C a p í t u l o C a t o r c e

506 52 17
                                    

Carlee Ainsworth.

 

[Octubre 30, 2017]

—Entonces —miré a Odette que se me acercaba con un tazón de fruta picada—, ¿debería saber algo antes de meterme en la rara aventura de conocer a estos amigos tuyos?

—Pues nada que no te haya dicho antes.

Se desplomó en el sillón a mi lado y alargó la mano para coger una de las revistas sobre la mesa. No era su tipo de lectura: tendencias de Octubre 2017, pero era lo que había junto a otra pila de media docena con títulos similares que Davy había dejado una vez llegó.

Había sido el primero en presentarse, lo que tenía sentido considerando dos cosas: uno, él con frecuencia aparecía en mi casa a tempranas horas; dos, la idea de reunirnos en mi casa le pertenecía. Nos lo pidió esa misma tarde, en el almuerzo, cuando las paredes de la preparatoria Bowell estaban cubiertas de carteles que anunciaban la fiesta de Halloween como uno de los eventos exclusivos que se celebraban al año. A él lo ponía eufórico.

—Odie, siempre he tenido curiosidad, ¿Madchen no hace su propia fiesta de noche de brujas? —le preguntó él desde el sillón de tres plazas, lo ocupaba solito.

 —Si.
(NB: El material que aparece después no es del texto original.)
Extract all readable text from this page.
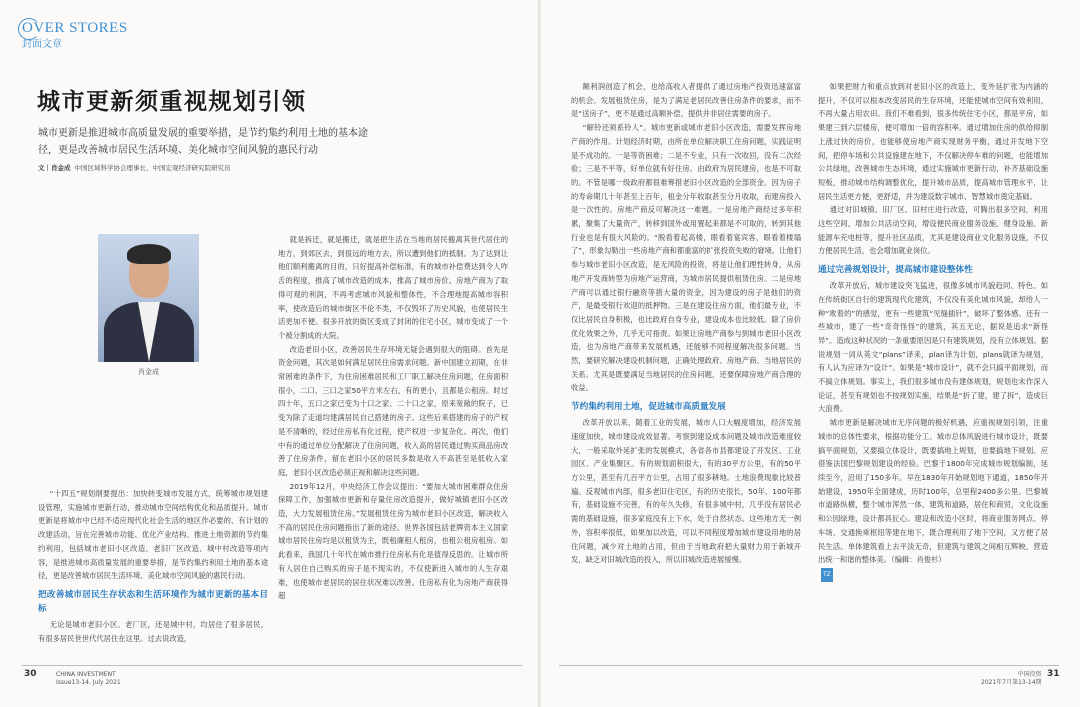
OVER STORES
封面文章
城市更新须重视规划引领

城市更新是推进城市高质量发展的重要举措，是节约集约利用土地的基本途径，更是改善城市居民生活环境、美化城市空间风貌的惠民行动

文｜肖金成 中国区域科学协会理事长、中国宏观经济研究院研究员
肖金成

“十四五”规划纲要提出：加快转变城市发展方式，统筹城市规划建设管理，实施城市更新行动，推动城市空间结构优化和品质提升。城市更新是将城市中已经不适应现代化社会生活的地区作必要的、有计划的改建活动，旨在完善城市功能、优化产业结构、推进土地资源的节约集约利用，包括城市老旧小区改造、老旧厂区改造、城中村改造等项内容，是推进城市高质量发展的重要举措，是节约集约利用土地的基本途径，更是改善城市居民生活环境、美化城市空间风貌的惠民行动。

把改善城市居民生存状态和生活环境作为城市更新的基本目标

无论是城市老旧小区、老厂区，还是城中村，均居住了很多居民，有很多居民世世代代居住在这里。过去说改造，

就是拆迁，就是搬迁，就是把生活在当地的居民搬离其世代居住的地方，到郊区去，到很远的地方去，所以遭到他们的抵制。为了达到让他们顺利搬离的目的，只好提高补偿标准，有的城市补偿费达到令人咋舌的程度，推高了城市改造的成本，推高了城市房价。房地产商为了取得可观的利润，不再考虑城市风貌和整体性，不合理地提高城市容积率，使改造后的城市街区不伦不类，不仅毁坏了历史风貌，也使居民生活更加不便。很多开放的街区变成了封闭的住宅小区，城市变成了一个个被分割成的大院。

改造老旧小区，改善居民生存环境无疑会遇到很大的阻碍。首先是资金问题，其次是如何满足居民住房需求问题。新中国建立初期，在非常困难的条件下，为住房困难居民和工厂职工解决住房问题，住房面积很小，二口、三口之家50平方米左右，有的更小，且都是公租房。时过四十年，五口之家已变为十口之家、二十口之家，原来宽敞的院子，已变为除了走道均建满居民自己搭建的房子。这些后来搭建的房子的产权是不清晰的，经过住房私有化过程，使产权进一步复杂化。再次，他们中有的通过单位分配解决了住房问题，收入高的居民通过购买商品房改善了住房条件，留在老旧小区的居民多数是收入不高甚至是低收入家庭，老旧小区改造必须正视和解决这些问题。

2019年12月，中央经济工作会议提出：“要加大城市困难群众住房保障工作，加强城市更新和存量住房改造提升，做好城镇老旧小区改造，大力发展租赁住房。”发展租赁住房为城市老旧小区改造，解决收入不高的居民住房问题指出了新的途径。世界各国包括老牌资本主义国家城市居民住房均是以租赁为主，既租廉租人租房，也租公租房租房。如此看来，我国几十年代在城市推行住房私有化是值得反思的。让城市所有人居住自己购买的房子是不现实的，不仅使新进入城市的人生存艰难，也使城市老居民的居住状况难以改善。住房私有化为房地产商获得超

30	CHINA INVESTMENT
Issue13-14, July 2021

额利润创造了机会，也给高收入者提供了通过房地产投资迅速富富的机会。发展租赁住房，是为了满足老居民改善住房条件的要求，而不是“送房子”，更不是通过高额补偿，提供并非居住需要的房子。

“解铃还须系铃人”。城市更新或城市老旧小区改造，需要发挥房地产商的作用。计划经济时期，由所在单位解决职工住房问题，实践证明是不成功的。一是等资困难；二是不专业，只有一次收回，没有二次经验；三是不平等，好单位就有好住房。由政府为居民建房，也是不可取的。不管是哪一级政府都很难筹措老旧小区改造的全部资金。因为房子的寿命期几十年甚至上百年，租金分年收取甚至分月收取，而建房投入是一次性的。房地产商反可解决这一难题。一是房地产商经过多年积累，聚集了大量资产，转移到国外或用置起来都是不可取的，转到其他行业也是有很大风险的。“脱看着起高楼，眼看着宴宾客，眼看着楼塌了”，形象勾勒出一些房地产商和都重富的扩张投资失败的窘境。让他们参与城市老旧小区改造，是无风险的投资，将是让他们理性转身，从房地产开发商转型为房地产运营商，为城市居民提供租赁住房。二是房地产商可以通过银行融资等措大量的资金，因为建设的房子是他们的资产，是最受银行欢迎的抵押物。三是在建设住房方面，他们最专业，不仅比居民自身积极，也比政府自身专业，建设成本也比较低。除了房价优化效果之外，几乎无可指责。如果让房地产商参与到城市老旧小区改造，也为房地产商带来发展机遇，还能够不同程度解决很多问题。当然，要研究解决建设机制问题，正确处理政府、房地产商、当地居民的关系。尤其是既要满足当地居民的住房问题，还要保障房地产商合理的收益。

节约集约利用土地，促进城市高质量发展

改革开放以来，随着工业的发展，城市人口大幅度增加，经济发展速度加快，城市建设成效显著。考察到建设成本问题及城市改造难度较大，一般采取外延扩张的发展模式，各省各市县都建设了开发区、工业园区、产业集聚区。有的规划面积很大，有的30平方公里，有的50平方公里，甚至有几百平方公里，占用了很多耕地。土地浪费现象比较普遍。反观城市内部，很多老旧住宅区，有的历史很长，50年、100年都有，基础设施不完善，有的年久失修，有很多城中村，几乎没有居民必需的基础设施，很多家庭没有上下水，处于自然状态。这些地方无一例外，容积率很低，如果加以改造，可以不同程度增加城市建设用地的居住问题，减少对土地的占用，但由于当地政府把大量财力用于新城开发，缺乏对旧城改造的投入，所以旧城改造进展缓慢。

如果把财力和重点放到对老旧小区的改造上，变外延扩张为内涵的提升，不仅可以根本改变居民的生存环境，还能使城市空间有效利用，不再大量占用农田。我们不难看到，很多传统住宅小区，都是平房，如果建三到六层楼房，便可增加一倍的容积率。通过增加住房的供给抑制上涨过快的房价，也能够使房地产商实现财务平衡，通过开发地下空间，把停车场和公共设施建在地下，不仅解决停车难的问题，也能增加公共绿地，改善城市生态环境，通过实施城市更新行动，补齐基础设施短板，推动城市结构调整优化，提升城市品质，提高城市管理水平，让居民生活更方便，更舒适，并为建设数字城市、智慧城市奠定基础。

通过对旧城镇、旧厂区、旧村庄进行改造，可腾出很多空间，利用这些空间，增加公共活动空间，增设便民商业服务设施、健身设施、新能源车充电桩等，提升社区品质，尤其是建设商业文化服务设施，不仅方便居民生活，也会增加就业岗位。

通过完善规划设计，提高城市建设整体性

改革开放后，城市建设突飞猛进，很像多城市风貌趋同、特色、如在传统街区自行的建筑现代化建筑，不仅没有美化城市风貌，却给人一种“败着的”的感觉，更有一些建筑“见缝插针”，破坏了整体感。还有一些城市，建了一些“奇奇怪怪”的建筑，其五无论，据说是追求“新怪异”。造成这种状况的一条重要原因是只有建筑规划，没有立体规划。据说规划一词从英文“plans”译来，plan译为计划，plans就译为规划，有人认为应译为“设计”。如果是“城市设计”，就不会只搞平面规划，而不搞立体规划。事实上，我们很多城市没有建体规划，规划也未作深入论证，甚至有规划也不按规划实施，结果是“折了建，建了拆”，造成巨大浪费。

城市更新是解决城市无序问题的极好机遇，应重视规划引领，注重城市的总体性要求，根据功能分工、城市总体风貌进行城市设计，既要搞平面规划，又要搞立体设计，既要搞地上规划，也要搞地下规划。应借鉴法国巴黎规划建设的经验。巴黎于1800年完成城市规划编制，延续至今，沿用了150多年。早在1830年开始规划地下通道，1850年开始建设，1950年全面建成，历时100年，总里程2400多公里。巴黎城市道路纵横，整个城市浑然一体，建筑和道路，居住和商贸，文化设施和公园绿地，设计都具匠心。建设和改造小区时，将商业服务网点、停车场、交通换乘枢纽等建在地下，既合理利用了地下空间，又方便了居民生活。单体建筑看上去平淡无奇，但建筑与建筑之间相互辉映，营造出统一和谐的整体美。（编辑：肖俊杉）

TZ

中国投资
2021年7月第13-14期
31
Si es que una cena en el salón de eventos con la falda del uniforme hasta las rodillas, el cabello recogido y unas palabras de la perfecta presidenta cuentan como fiesta —enarcó una ceja con hastío—. Prefiero ir a Bowell donde no conozco a nadie, estarán ustedes y puedo familiarizarme antes de continuar mi segundo año allí.

—¿Empezarás en Enero?

Ella asintió.

—No más miradas juzgadoras, no más pisoteos, no más humillación colectiva… mi ingreso a la libertad.

—Desde mi experiencia —intervino Davy—, no esperes mucho de Bowell. Tenías a Madison Reynolds pero nosotros tenemos a Andrés Cooper. No es que haya diferencia; a ambos les parece fascinante pisotear a los demás.

Ella cerró los ojos y reacomodó la cabeza entre los cojines, el cabello rubio se le alborotó.

—Son unos idiotas, nada más y nada menos.

—O cobardes. Siempre he creído que solo tienen miedo y su única manera de enfrentarse al mundo es fingiendo que asustan mucho más. Me dan pena —suspiró él. 

Yo, que me había quedado callada desde que habían empezado esa conversación, me crucé de brazos y opiné:

—Nada justifica que lastimen a otros. Cobardes o no, todos tenemos miedo.

Los tres soltamos un suspiro a la vez. Nos quedamos allí con las manos en el regazo y mirando la pared blanquecina con un cuadro de un paisaje que mi madre le había comprado a un vendedor callejero. Creo que estábamos perezosos todos y como que nos aburría esperar a partes iguales. Miré el reloj: 17:47hrs. Luego sonó un teléfono medio amortiguado.

—Es el mío —dijo Odette cuando ambos la miramos—, ¿dónde está?

Miró por encima el mueble.

—Lo tienes en la mano, cerebrito —canturreó Davy.

—Mierda, si —lo alzó y descolgó—. Volveré después.

Cuando ella dio la vuelta al pasillo, él soltó un suspiro sonoro.

—A veces me cuesta entender que esa chica tan lista pueda ser, en ocasiones, tan despistada.